The nurse writes about the phenomenal clarity of vision that people gain at the end of their lives, and how we might learn from their wisdom. “When questioned about any regrets they had or anything they would do differently,” she says, “common themes surfaced again and again.”
Here are the top five regrets of the dying, as witnessed by Ware:
1. I wish I’d had the courage to live a life true to myself, not the life others expected of me.
At the end of their lives, many people realise that they had not honoured half of their own dreams, either because of choices that they made or because of choices that they didn’t make.
2. I wish I hadn’t worked so hard.
Time with family and friends was sacrified because of work and many of the dying mentioned working too much as one of their main regrets.
3. I wish I’d had the courage to express my feelings.
With many of the dying having developed illnesses related to supressing their feelings, it’s no wonder that not making people aware of what’s inside can result in ill health and an unfulfilled life.
4. I wish I had stayed in touch with my friends.
Who can’t think of good friends that we lost touch with?

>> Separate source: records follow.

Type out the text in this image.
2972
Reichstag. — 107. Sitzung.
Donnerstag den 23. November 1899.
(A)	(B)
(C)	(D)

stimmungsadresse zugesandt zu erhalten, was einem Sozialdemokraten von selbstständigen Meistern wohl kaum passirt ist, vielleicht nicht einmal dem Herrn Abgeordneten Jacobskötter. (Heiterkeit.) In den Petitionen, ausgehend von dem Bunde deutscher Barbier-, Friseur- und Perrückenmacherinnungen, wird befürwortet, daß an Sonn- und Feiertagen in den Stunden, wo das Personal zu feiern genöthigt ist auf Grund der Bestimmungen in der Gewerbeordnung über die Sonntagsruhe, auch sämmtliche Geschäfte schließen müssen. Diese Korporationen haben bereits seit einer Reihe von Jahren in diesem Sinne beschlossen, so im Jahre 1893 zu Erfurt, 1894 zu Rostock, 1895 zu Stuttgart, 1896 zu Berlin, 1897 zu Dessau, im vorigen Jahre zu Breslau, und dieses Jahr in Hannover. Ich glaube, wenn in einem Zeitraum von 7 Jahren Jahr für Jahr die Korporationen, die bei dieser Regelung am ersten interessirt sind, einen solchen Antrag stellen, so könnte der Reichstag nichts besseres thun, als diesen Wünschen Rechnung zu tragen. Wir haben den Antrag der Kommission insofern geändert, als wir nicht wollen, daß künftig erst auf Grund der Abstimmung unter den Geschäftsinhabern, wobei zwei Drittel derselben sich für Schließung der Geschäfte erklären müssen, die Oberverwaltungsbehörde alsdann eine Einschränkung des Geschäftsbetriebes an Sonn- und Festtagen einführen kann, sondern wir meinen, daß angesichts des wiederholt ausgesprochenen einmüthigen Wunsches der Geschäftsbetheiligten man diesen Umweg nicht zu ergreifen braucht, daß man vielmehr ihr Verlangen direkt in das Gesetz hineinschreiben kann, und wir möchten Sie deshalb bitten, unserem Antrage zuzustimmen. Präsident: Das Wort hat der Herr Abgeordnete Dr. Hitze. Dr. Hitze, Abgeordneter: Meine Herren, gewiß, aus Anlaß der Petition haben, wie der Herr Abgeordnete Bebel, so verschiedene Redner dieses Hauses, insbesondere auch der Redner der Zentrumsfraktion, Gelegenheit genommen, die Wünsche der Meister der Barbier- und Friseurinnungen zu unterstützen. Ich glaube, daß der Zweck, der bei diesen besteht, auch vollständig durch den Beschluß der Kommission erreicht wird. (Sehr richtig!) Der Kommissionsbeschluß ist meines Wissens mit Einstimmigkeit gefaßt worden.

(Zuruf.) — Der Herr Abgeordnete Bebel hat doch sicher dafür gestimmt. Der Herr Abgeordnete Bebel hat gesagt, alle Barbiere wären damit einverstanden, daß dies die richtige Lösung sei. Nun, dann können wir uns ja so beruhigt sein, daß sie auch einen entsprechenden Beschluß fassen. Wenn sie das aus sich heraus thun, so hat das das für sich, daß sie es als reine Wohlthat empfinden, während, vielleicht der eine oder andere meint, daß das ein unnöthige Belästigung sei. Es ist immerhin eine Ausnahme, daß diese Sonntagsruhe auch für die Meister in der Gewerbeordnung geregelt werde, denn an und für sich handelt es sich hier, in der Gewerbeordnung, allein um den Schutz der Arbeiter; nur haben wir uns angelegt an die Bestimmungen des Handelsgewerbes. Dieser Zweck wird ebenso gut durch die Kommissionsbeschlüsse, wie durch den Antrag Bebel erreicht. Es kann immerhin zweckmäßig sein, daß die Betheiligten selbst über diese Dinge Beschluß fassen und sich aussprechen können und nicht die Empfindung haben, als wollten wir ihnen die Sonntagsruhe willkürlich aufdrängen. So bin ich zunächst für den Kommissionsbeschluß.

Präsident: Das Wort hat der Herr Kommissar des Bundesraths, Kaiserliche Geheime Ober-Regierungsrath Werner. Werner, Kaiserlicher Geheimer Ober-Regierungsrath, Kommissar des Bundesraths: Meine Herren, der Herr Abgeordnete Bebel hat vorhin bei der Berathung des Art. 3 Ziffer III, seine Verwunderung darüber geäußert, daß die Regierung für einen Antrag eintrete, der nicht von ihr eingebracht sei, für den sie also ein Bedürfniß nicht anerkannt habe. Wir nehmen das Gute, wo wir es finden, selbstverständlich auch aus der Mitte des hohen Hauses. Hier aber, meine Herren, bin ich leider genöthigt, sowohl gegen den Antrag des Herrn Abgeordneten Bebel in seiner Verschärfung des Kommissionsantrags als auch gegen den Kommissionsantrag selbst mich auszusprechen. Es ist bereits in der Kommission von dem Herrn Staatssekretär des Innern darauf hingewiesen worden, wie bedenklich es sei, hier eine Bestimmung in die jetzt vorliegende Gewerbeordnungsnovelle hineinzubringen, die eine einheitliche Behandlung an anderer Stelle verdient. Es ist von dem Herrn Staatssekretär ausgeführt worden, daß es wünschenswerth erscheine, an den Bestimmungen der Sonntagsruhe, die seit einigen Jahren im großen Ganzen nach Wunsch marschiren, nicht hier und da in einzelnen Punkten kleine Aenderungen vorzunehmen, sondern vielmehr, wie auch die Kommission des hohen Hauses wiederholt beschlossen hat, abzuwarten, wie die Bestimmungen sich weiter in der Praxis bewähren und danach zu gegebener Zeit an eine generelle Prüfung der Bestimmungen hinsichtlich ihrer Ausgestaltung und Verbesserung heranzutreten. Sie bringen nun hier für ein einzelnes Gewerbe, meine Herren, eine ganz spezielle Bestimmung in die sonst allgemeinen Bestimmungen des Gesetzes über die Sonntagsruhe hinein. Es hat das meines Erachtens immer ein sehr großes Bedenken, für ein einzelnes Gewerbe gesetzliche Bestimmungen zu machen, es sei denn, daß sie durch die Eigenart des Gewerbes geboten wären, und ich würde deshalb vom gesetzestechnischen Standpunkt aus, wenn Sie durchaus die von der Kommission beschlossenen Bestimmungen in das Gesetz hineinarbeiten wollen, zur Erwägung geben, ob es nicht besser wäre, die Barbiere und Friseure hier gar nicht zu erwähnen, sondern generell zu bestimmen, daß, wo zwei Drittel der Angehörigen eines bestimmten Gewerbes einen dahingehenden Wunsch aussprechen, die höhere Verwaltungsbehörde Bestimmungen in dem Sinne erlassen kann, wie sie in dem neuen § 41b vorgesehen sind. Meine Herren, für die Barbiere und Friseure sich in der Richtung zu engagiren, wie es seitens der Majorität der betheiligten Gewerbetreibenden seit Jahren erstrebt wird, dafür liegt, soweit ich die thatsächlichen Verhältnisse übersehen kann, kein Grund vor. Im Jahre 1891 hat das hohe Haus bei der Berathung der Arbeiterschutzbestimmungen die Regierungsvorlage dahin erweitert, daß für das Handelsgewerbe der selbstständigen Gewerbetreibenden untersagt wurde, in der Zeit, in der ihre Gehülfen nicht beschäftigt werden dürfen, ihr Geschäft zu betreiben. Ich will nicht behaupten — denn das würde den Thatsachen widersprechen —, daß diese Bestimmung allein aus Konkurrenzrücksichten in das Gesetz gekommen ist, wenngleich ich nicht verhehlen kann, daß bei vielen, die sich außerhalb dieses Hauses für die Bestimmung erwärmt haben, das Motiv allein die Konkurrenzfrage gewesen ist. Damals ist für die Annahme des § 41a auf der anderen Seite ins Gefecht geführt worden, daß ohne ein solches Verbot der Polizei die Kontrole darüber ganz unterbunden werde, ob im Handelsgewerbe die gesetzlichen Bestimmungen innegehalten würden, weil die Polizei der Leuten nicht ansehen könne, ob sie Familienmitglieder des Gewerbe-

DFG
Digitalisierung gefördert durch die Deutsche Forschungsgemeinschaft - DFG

Those friendships from our school years that, if cultivated, could have become large parts of our lives? It’s so important to keep in touch with friends and yet so many people leave it ’till later’, when it can be too late.
5. I wish that I had let myself be happier.
Many did not realise until the end that happiness is a choice. Fear of change had them pretending to others, and to their selves, that they were content, when deep within, they longed to laugh properly and have silliness in their life again.
Those deaths in Brazil, if anything, have made me think about how fragile life is and how responsible we are for our own happiness. If anything good can come out of it, be it our evaluation of what we are doing with our own lives. We still have time to change things, we still have time to take charge of our own future. We still have time to have no regrets.